Consumers will punish brands if they don’t act ethically. In 94 per cent of situations surveyed, the majority of respondents said they would shame a brand if they perceive them as stepping out of line, and 92 per cent said they would stop using a product or service, even though the report notes that tech giants, such as Facebook and Google, have managed to weather data breaches and other scandals in recent times.
"Being hard to replace isn’t a get-out-of-jail-free card," says Rebecca Wilson, EVP of Singapore and Australia at WE. "Consumers may forgive you in the short term, but they won’t forget. As soon as a more ethical option comes along, they’ll jump ship."
Consumer views of technology
A ‘consumer uprising’
In the report, WE noted there is a ‘consumer uprising’ and said that although brands have never had this much power to create positive change, they’re far more exposed and disposable than ever.

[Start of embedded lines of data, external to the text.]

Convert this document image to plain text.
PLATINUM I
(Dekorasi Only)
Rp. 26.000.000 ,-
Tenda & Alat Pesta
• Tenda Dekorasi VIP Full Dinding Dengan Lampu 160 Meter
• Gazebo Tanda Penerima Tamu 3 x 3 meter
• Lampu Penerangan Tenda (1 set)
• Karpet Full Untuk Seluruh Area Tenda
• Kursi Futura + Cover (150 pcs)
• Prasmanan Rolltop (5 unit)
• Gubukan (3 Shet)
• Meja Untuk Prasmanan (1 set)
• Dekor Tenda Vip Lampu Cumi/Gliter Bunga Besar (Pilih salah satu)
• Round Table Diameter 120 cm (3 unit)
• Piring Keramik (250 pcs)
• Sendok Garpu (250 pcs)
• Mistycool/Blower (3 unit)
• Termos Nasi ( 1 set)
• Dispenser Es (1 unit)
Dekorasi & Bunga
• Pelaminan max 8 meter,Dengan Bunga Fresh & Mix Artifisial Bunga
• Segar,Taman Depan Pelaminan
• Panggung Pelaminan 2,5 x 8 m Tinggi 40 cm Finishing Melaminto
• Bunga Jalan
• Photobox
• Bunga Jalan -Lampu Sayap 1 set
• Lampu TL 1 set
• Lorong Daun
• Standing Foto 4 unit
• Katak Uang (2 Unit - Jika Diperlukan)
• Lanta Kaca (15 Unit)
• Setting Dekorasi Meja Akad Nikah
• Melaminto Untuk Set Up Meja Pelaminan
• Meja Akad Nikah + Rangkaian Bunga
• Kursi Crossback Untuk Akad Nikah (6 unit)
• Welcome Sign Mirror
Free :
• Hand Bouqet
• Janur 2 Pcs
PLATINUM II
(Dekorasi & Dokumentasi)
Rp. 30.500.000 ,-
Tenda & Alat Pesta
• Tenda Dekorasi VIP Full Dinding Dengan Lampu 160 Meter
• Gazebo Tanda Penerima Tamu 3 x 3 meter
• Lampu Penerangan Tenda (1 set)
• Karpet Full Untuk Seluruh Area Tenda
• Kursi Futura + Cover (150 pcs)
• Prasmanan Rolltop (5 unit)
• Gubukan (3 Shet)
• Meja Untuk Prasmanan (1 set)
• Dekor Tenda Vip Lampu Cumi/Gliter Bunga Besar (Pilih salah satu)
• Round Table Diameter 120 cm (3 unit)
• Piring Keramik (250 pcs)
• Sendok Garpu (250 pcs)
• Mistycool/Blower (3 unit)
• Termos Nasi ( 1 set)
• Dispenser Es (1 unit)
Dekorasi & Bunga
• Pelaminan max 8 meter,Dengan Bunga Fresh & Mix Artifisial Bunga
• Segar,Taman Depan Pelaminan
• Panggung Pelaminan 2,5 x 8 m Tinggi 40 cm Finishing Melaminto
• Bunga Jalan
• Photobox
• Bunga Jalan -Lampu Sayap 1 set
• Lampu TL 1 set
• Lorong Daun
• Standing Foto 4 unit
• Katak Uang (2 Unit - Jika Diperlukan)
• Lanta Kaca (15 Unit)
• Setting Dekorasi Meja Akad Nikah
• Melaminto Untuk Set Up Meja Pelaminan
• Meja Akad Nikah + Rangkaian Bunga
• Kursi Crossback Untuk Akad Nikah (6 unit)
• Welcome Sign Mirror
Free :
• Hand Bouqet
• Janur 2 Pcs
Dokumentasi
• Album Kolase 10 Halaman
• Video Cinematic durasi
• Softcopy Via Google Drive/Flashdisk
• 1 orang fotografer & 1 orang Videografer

"Last year we said expectations are higher than ever. You had to balance ethics and innovation and show, not tell, consumers your value," WE Global CEO and Founder Melissa Waggener Zorkin said. "This year, consumers are demanding that you do all that and speak your truth as a brand at the same time. They expect authenticity – if you want to tell a story, your brand has to live it first.
Zorkin said that brands face a "high-stakes environment" of "insatiable expectations, a push for accountability from all sides, and a consumer audience that has unprecedented levels of customisation, knowledge and choice at their fingertips".
"To survive and thrive, brands must adopt a higher level of consciousness about how they operate in the world, demonstrating authenticity, and connecting with their customers in meaningful, respectful ways," she added.
This year’s Brands in Motion study took a deeper dive into consumer expectations of how brands use technology.
Nearly all respondents (97 per cent in the UK) believe that companies are responsible for using technology ethically, and if they fell short of ethical standards, 93 per cent would stop using a product or service.